В четырнадцать, когда другие осваивали школьные коридоры, я уже вела переговоры с агентствами, сама летала через океан и училась читать модельные контракты как увлекательные, но обязывающие романы. Моим телом говорила не девочка, а тщательно сконструированный образ — искусственно старше и серьезнее.
Спустя годы этот проект стал моим разрешением на эксперимент: что если довести подавленную детскость до гротеска, до кричащей, почти театральной невинности? Вместе с подругой-стилистом мы создали мир преувеличенной сладости: розовые тона, платья, утопающие в оборках, как свадебный торт, гигантские заячьи уши и огромные банты.

Парадоксальным образом гипербола наивности не скрыла, а обнажила мой опыт.

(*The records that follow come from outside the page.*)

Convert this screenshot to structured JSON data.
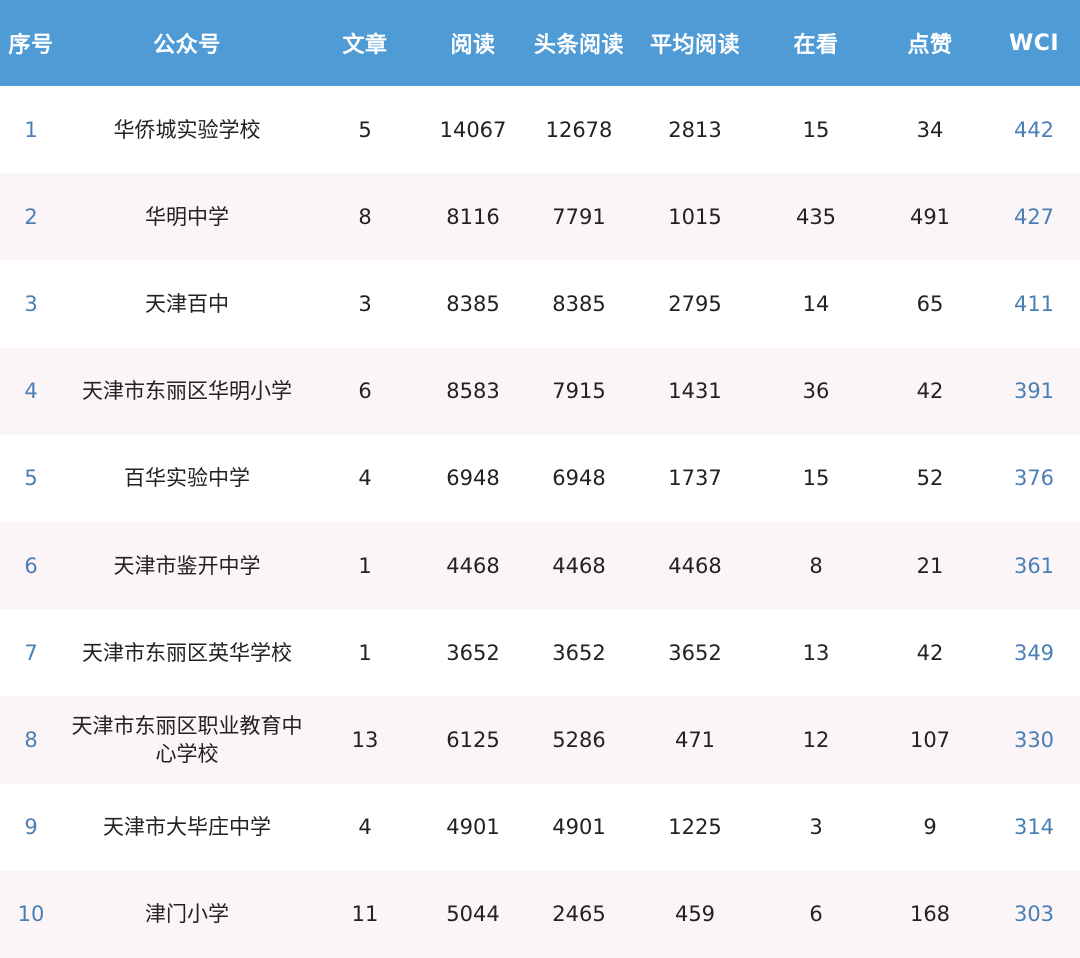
{
  "table": {
    "headers": [
      "序号",
      "公众号",
      "文章",
      "阅读",
      "头条阅读",
      "平均阅读",
      "在看",
      "点赞",
      "WCI"
    ],
    "rows": [
      {
        "rank": "1",
        "name": "华侨城实验学校",
        "articles": "5",
        "reads": "14067",
        "headline_reads": "12678",
        "avg_reads": "2813",
        "watching": "15",
        "likes": "34",
        "wci": "442"
      },
      {
        "rank": "2",
        "name": "华明中学",
        "articles": "8",
        "reads": "8116",
        "headline_reads": "7791",
        "avg_reads": "1015",
        "watching": "435",
        "likes": "491",
        "wci": "427"
      },
      {
        "rank": "3",
        "name": "天津百中",
        "articles": "3",
        "reads": "8385",
        "headline_reads": "8385",
        "avg_reads": "2795",
        "watching": "14",
        "likes": "65",
        "wci": "411"
      },
      {
        "rank": "4",
        "name": "天津市东丽区华明小学",
        "articles": "6",
        "reads": "8583",
        "headline_reads": "7915",
        "avg_reads": "1431",
        "watching": "36",
        "likes": "42",
        "wci": "391"
      },
      {
        "rank": "5",
        "name": "百华实验中学",
        "articles": "4",
        "reads": "6948",
        "headline_reads": "6948",
        "avg_reads": "1737",
        "watching": "15",
        "likes": "52",
        "wci": "376"
      },
      {
        "rank": "6",
        "name": "天津市鉴开中学",
        "articles": "1",
        "reads": "4468",
        "headline_reads": "4468",
        "avg_reads": "4468",
        "watching": "8",
        "likes": "21",
        "wci": "361"
      },
      {
        "rank": "7",
        "name": "天津市东丽区英华学校",
        "articles": "1",
        "reads": "3652",
        "headline_reads": "3652",
        "avg_reads": "3652",
        "watching": "13",
        "likes": "42",
        "wci": "349"
      },
      {
        "rank": "8",
        "name": "天津市东丽区职业教育中心学校",
        "articles": "13",
        "reads": "6125",
        "headline_reads": "5286",
        "avg_reads": "471",
        "watching": "12",
        "likes": "107",
        "wci": "330"
      },
      {
        "rank": "9",
        "name": "天津市大毕庄中学",
        "articles": "4",
        "reads": "4901",
        "headline_reads": "4901",
        "avg_reads": "1225",
        "watching": "3",
        "likes": "9",
        "wci": "314"
      },
      {
        "rank": "10",
        "name": "津门小学",
        "articles": "11",
        "reads": "5044",
        "headline_reads": "2465",
        "avg_reads": "459",
        "watching": "6",
        "likes": "168",
        "wci": "303"
      }
    ]
  },
  "colors": {
    "header_bg": "#4f9bd5",
    "row_alt_bg": "#fbf5f8",
    "rank_text": "#4a7fb5",
    "wci_text": "#4a7fb5"
  }
}
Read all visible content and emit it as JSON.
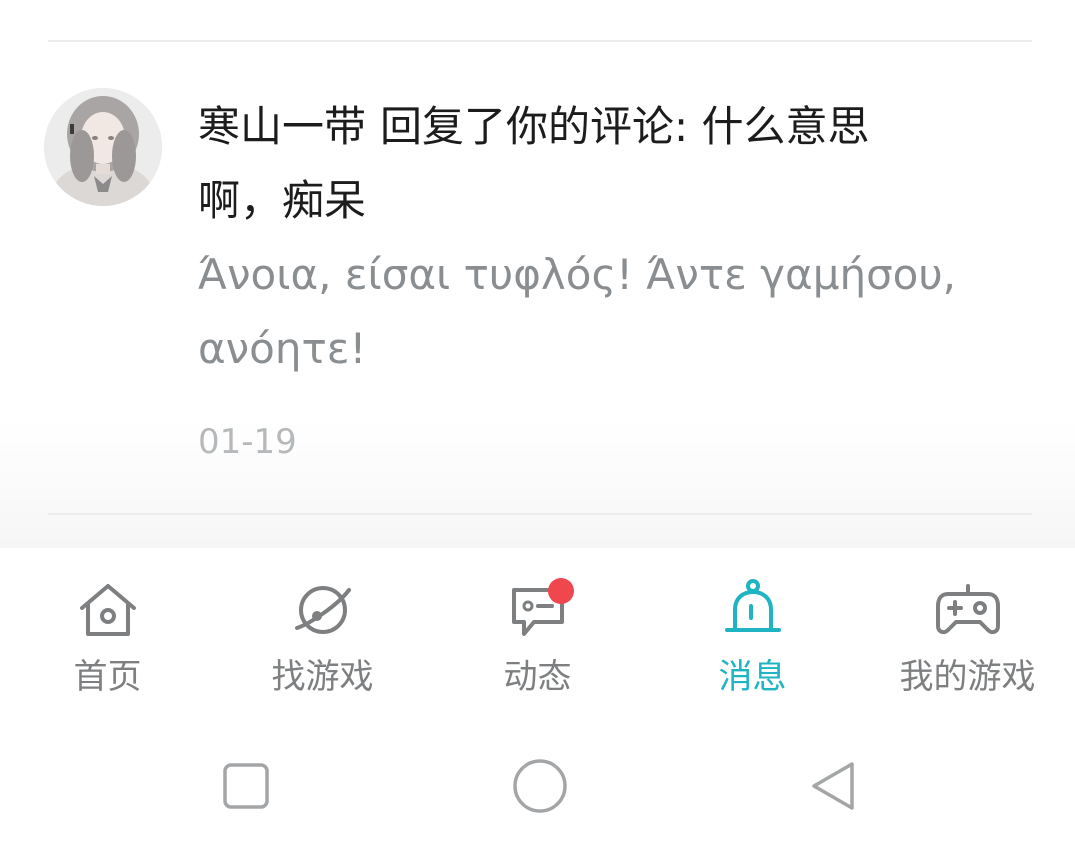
{
  "message": {
    "user_name": "寒山一带",
    "action_text": "回复了你的评论: 什么意思",
    "quoted_continuation": "啊，痴呆",
    "reply_text_line1": "Άνοια, είσαι τυφλός! Άντε γαμήσου,",
    "reply_text_line2": "ανόητε!",
    "timestamp": "01-19"
  },
  "tab_bar": {
    "active_color": "#1fb4c2",
    "inactive_color": "#7d7f81",
    "badge_color": "#f0474e",
    "tabs": [
      {
        "label": "首页",
        "icon": "home-icon",
        "active": false
      },
      {
        "label": "找游戏",
        "icon": "planet-icon",
        "active": false
      },
      {
        "label": "动态",
        "icon": "chat-bubble-icon",
        "active": false,
        "badge": true
      },
      {
        "label": "消息",
        "icon": "bell-icon",
        "active": true
      },
      {
        "label": "我的游戏",
        "icon": "gamepad-icon",
        "active": false
      }
    ]
  },
  "system_nav": {
    "buttons": [
      "recent-apps",
      "home",
      "back"
    ]
  }
}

Это столкновение — кричаще-розового фона и взрослого, чуть грустного спокойствия во взгляде, кукольного платья и выправки в осанке — и стало сердцем проекта. Оно не о потере детства, а о встрече двух правд: искусственно гипертрофированной «девочкости» и органичной зрелости, проросшей сквозь раннюю ответственность.

INNER CHILD — это визуальное примирение. Игра в преувеличенную наивность позволила не оплакивать ту девочку, а увидеть ее: не как жертву обстоятельств, а как сильную, повзрослевшую версию себя, заслуживающую уважения. А еще — подарила ироничное право примерить розовую корону, не стыдясь, а с легкой улыбкой, как ироничное «спасибо» себе-подростку за ту выученную стойкость.